7. scoria.OtherMolecules module

class scoria.OtherMolecules.OtherMolecules(parent_molecule_object)

A class for characterizing the relationships between multiple scoria.Molecule objects.

get_distance_to_another_molecule(other_molecule, pairwise_comparison=True)

Computes the minimum distance between any of the atoms of this molecular model and any of the atoms of a second specified model.

Requires the numpy and scipy libraries.

Wrapper function for get_distance_to_another_molecule()

Parameters:
  • other_molecule (scoria.Molecule) – a scoria.Molecule, the other molecular model.
  • pairwise_comparison (bool) – An optional boolean, whether or not to perform a simple pairwise distance comparison (if True) or to use a more sophisitcated method (if False). True by default.
Returns:

A float, the minimum distance between any two atoms of the two specified molecular models (self and other_molecule).

get_other_molecule_aligned_to_this(other_mol, tethers, weight_mat=None)

Aligns a molecule to self (this scoria.Molecule object) using a quaternion RMSD alignment.

Requires the numpy library.

Wrapper function for get_other_molecule_aligned_to_this()

Parameters:
  • other_mol (scoria.Molecule) – A scoria.Molecule that is to be aligned to this one.
  • tethers (tuple) – A tuple of two numpy.array objects, where each array contains the indices of self and other_mol, respectively, such that equivalent atoms are listed in the same order. So, for example, if (atom 1, self = atom 3, other) and (atom2, self = atom6, other) than the tethers would be (numpy.array([1, 2]), numpy.array([3, 6])).
Returns:

The new molecule.

get_rmsd_equivalent_atoms_specified(other_mol, tethers)

Calculates the RMSD between this scoria.Molecle object and another, where equivalent atoms are explicitly specified.

Wrapper function for get_rmsd_equivalent_atoms_specified()

Parameters:
  • other_mol (scoria.Molecule) – The other scoria.Molecule object.
  • tethers (tuple) – A tuple of two numpy.array objects, where each array contains the indices of self and other_mol, respectively, such that equivalent atoms are listed in the same order. So, for example, if (atom 1, self = atom 3, other) and (atom2, self = atom6, other) than the tethers would be (numpy.array([1, 2]), numpy.array([3, 6])).
Returns:

A float, the RMSD between self and other_mol.

get_rmsd_heuristic(other_mol)

Caluclates the RMSD between two identical molecules with different conformations, per the definition given in “AutoDock Vina: Improving the speed and accuracy of docking with a new scoring function, efficient optimization, and multithreading,”” by Oleg Trott and Arthur J. Olson. Note: Identical means the order of the atoms is the same as well.

Requires the numpy library.

Wrapper function for get_rmsd_heuristic()

Parameters:other_mol (scoria.Molecule) – The other scoria.Molecule object.
Returns:A float, the RMSD between self and other_mol.
get_rmsd_order_dependent(other_mol)

Calculates the RMSD between two structures, where equivalent atoms are listed in the same order.

Wrapper function for get_rmsd_order_dependent()

Parameters:other_mol (scoria.Molecule) – The other scoria.Molecule object.
Returns:A float, the RMSD between self and other_mol.
merge_with_another_molecule(other_molecule)

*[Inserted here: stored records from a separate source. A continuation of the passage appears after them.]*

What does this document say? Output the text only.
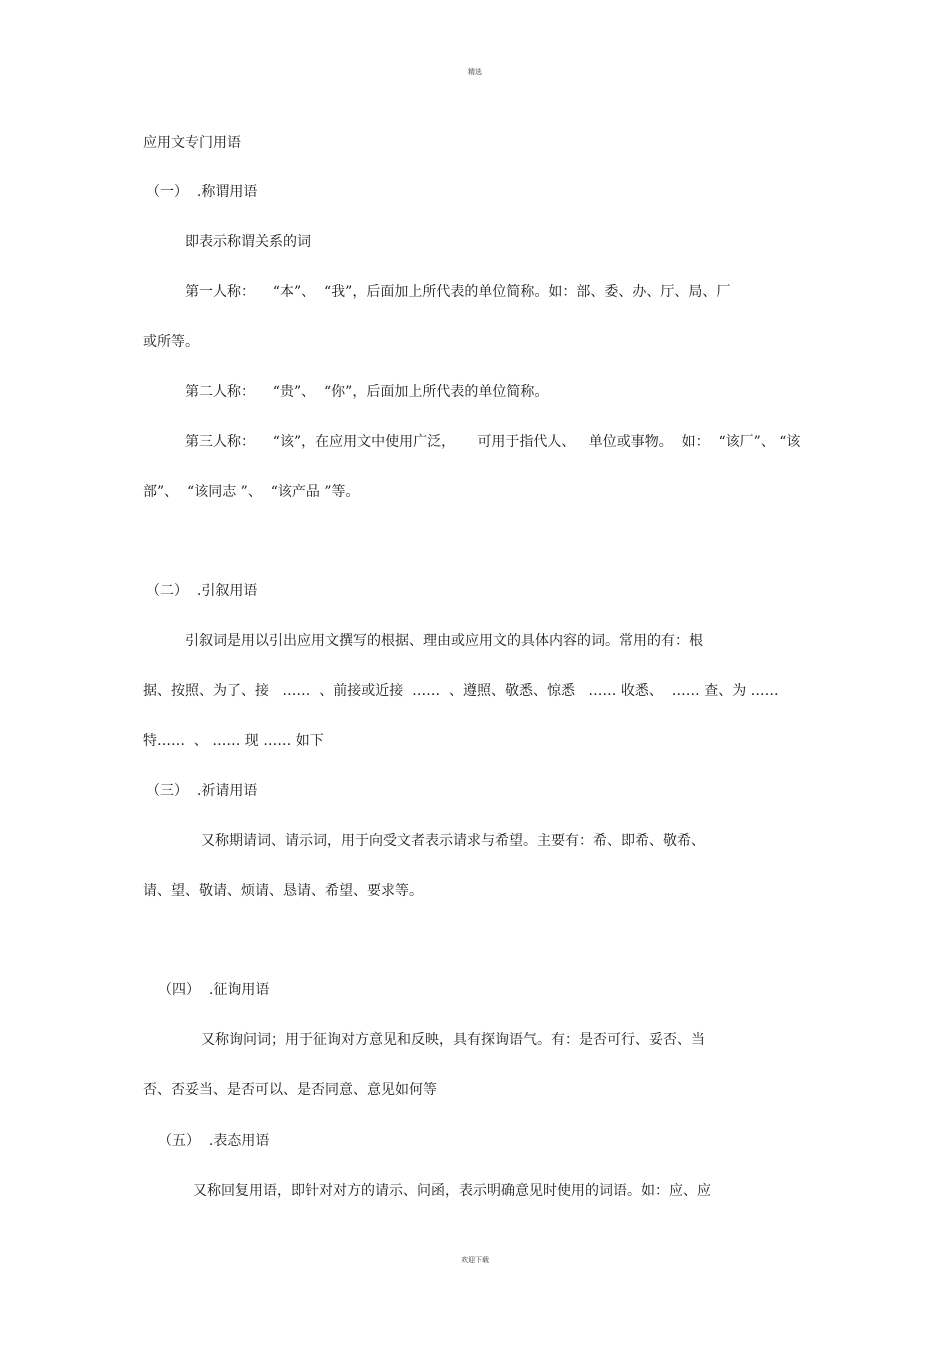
精选
应用文专门用语
（一）  .称谓用语
即表示称谓关系的词
第一人称：    “本”、  “我”，后面加上所代表的单位简称。如：部、委、办、厅、局、厂
或所等。
第二人称：    “贵”、  “你”，后面加上所代表的单位简称。
第三人称：    “该”，在应用文中使用广泛，     可用于指代人、   单位或事物。  如：  “该厂”、 “该
部”、  “该同志 ”、  “该产品 ”等。
（二）  .引叙用语
引叙词是用以引出应用文撰写的根据、理由或应用文的具体内容的词。常用的有：根
据、按照、为了、接   ……  、前接或近接  ……  、遵照、敬悉、惊悉   …… 收悉、  …… 查、为 ……
特……  、 …… 现 …… 如下
（三）  .祈请用语
又称期请词、请示词，用于向受文者表示请求与希望。主要有：希、即希、敬希、
请、望、敬请、烦请、恳请、希望、要求等。
（四）  .征询用语
又称询问词；用于征询对方意见和反映，具有探询语气。有：是否可行、妥否、当
否、否妥当、是否可以、是否同意、意见如何等
（五）  .表态用语
又称回复用语，即针对对方的请示、问函，表示明确意见时使用的词语。如：应、应
欢迎下载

Merges two molecular models into a single model.

Wrapper function for merge_with_another_molecule()

Parameters:other_molecule (scoria.Molecule) – A molecular model (scoria.Molecule object).
Returns:A single scoria.Molecule object containing the atoms of this model combined with the atoms of other_molecule.
steric_clash_with_another_molecule(other_mol, cutoff, pairwise_comparison=True)

Detects steric clashes between the scoria.Molecule (self) and another scoria.Molecule.

Requires the numpy and scipy libraries.

Wrapper function for steric_clash_with_another_molecule()

Parameters:
  • other_mol (pymolecule.Molecule) – The pymolecule.Molecule object that will be evaluated for steric clashes.
  • cutoff (float) – A float, the user-defined distance cutoff in Angstroms.
  • pairwise_comparison (bool) – An optional boolean, whether or not to perform a simple pairwise distance comparison (if True) or to use a more sophisitcated method (if False). True by default.
Returns:

A boolean. True if steric clashes are present, False if they are not.